During Sweep, gaps are turned into Free Objects. Any regions that become empty, get deleted. For POH and LOH, objects are scanned directly, without going through Brick Table.
During Compaction, objects are moved around, nad references to them get updated.
Collection
There are two main ways of how memory gets collected:
- Sweep - objects that are considered dead are removed. The “holes” created by that are potential places for now objects to be allocated in the future. However, when lots of small holes stay in memory, it’s difficult to allocate anything there. This obviously leads to fragmentation where even though we might have lots of free space, it’s impossible to put any objects there. It’s fast though.
- Compacting - live objects are moved together, removing any holes in between them. It’s slower, because moving objects requires updating all references to them.
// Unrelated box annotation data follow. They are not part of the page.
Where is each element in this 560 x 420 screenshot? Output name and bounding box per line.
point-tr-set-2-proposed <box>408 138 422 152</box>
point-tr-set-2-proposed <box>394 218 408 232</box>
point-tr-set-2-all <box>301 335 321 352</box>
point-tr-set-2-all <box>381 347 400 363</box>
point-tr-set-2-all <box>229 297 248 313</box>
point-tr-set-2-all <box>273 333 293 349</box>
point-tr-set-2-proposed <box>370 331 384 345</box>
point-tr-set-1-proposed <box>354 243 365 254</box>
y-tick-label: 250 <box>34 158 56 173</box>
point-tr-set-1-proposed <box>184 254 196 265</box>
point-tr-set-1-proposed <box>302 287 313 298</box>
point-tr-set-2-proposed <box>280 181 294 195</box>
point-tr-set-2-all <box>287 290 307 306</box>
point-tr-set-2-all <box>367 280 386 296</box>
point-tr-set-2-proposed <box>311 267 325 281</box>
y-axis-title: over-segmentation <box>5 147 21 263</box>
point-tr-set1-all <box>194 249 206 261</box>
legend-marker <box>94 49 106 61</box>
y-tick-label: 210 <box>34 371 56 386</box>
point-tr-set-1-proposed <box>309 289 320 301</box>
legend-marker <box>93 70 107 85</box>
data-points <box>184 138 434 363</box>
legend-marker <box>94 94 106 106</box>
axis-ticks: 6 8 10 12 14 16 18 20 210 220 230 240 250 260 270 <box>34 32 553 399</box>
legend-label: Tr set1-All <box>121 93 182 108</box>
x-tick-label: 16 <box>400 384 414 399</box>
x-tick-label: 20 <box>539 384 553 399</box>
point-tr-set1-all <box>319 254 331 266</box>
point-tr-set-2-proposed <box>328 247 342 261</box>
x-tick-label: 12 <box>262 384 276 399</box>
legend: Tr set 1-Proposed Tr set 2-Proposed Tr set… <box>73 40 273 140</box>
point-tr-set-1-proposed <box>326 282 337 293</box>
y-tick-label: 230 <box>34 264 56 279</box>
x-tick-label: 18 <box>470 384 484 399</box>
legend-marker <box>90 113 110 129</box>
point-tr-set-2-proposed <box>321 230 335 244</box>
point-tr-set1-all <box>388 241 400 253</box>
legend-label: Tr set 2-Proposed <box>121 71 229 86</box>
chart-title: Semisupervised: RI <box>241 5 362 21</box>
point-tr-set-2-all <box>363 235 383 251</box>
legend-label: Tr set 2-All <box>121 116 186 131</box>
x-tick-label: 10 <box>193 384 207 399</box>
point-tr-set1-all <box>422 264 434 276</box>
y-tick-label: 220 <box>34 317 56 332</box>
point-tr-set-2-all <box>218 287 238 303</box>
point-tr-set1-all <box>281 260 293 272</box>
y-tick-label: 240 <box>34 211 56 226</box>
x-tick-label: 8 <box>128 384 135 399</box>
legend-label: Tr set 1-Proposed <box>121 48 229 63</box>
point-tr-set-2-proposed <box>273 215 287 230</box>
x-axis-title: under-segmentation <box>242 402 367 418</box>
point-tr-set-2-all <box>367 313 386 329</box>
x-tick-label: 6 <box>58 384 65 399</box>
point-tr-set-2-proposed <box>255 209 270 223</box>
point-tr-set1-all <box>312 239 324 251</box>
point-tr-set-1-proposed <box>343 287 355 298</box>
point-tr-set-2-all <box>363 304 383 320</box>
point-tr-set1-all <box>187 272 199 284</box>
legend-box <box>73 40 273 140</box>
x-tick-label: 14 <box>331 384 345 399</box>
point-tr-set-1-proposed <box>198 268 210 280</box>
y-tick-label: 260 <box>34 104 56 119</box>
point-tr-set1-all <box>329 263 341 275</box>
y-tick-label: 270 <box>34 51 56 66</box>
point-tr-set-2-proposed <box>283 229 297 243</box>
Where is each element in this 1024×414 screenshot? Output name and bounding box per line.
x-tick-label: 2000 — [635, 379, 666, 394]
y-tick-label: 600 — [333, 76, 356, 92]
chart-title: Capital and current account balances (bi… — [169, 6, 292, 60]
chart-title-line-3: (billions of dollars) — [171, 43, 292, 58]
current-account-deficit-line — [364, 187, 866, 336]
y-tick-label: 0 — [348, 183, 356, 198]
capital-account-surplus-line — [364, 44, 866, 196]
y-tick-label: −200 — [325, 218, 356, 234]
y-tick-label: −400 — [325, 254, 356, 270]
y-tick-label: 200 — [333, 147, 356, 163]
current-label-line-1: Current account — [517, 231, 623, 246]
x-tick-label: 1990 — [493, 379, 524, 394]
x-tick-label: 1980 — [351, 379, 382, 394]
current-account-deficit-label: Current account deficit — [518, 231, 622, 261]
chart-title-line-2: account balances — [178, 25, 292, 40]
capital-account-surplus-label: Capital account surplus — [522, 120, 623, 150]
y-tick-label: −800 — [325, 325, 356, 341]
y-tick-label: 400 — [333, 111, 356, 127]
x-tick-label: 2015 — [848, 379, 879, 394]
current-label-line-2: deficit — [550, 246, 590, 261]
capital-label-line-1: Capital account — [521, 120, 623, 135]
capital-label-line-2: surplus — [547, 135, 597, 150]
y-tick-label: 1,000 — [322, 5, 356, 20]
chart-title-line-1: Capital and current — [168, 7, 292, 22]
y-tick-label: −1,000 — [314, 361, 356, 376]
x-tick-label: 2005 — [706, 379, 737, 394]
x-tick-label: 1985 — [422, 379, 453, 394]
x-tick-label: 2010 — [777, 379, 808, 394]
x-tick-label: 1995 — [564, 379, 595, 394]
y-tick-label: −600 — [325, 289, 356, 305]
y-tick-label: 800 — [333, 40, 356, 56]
However, it leads to better memory usage and less fragmentation.
Decision whether to use one or the other is made during the Plan Phase.
Ideally, Sweep + Compaction would result in best memory utilization.
SOH may ue Sweep or Compacting, GC has various heuristics to decide which one to use in a given case. We might also manually force either one of them.
LOH uses Sweep by default, but it will also Compact when memory is low. Manually, both can be invoked. POH uses only Sweep, since, by design, Compaction would invalidate pointers to POH objects.
Algorithm
Collection is triggered on a gen generation. When generation n GC is invoked, generation n, and all generations below will be collected.
GC first marks reachable objects, then it decides wheteher it will use Sweep or Compaction.
After collection of gen 0, it will be empty, since objects will either get removed or promoted to higher generation.
Higher generations get scanned using Card Tables to find references to lower generations.
Regions
With Regions layout, each generation as its own “region” of memory. To promote some generation fully, a given region just becomes a higher generation region. A new region then needs to be created for the collected generation. That’s Sweep though, for Compaction, objects might be moved around, and a given region might stay in the same generation.
Segments
When Segments are used, the simple act of moving the bumper pointer promotes a given set of objects to higher gen. Some objects might also be moved to fill holes in higer generation (that would happen only during Compaciton though).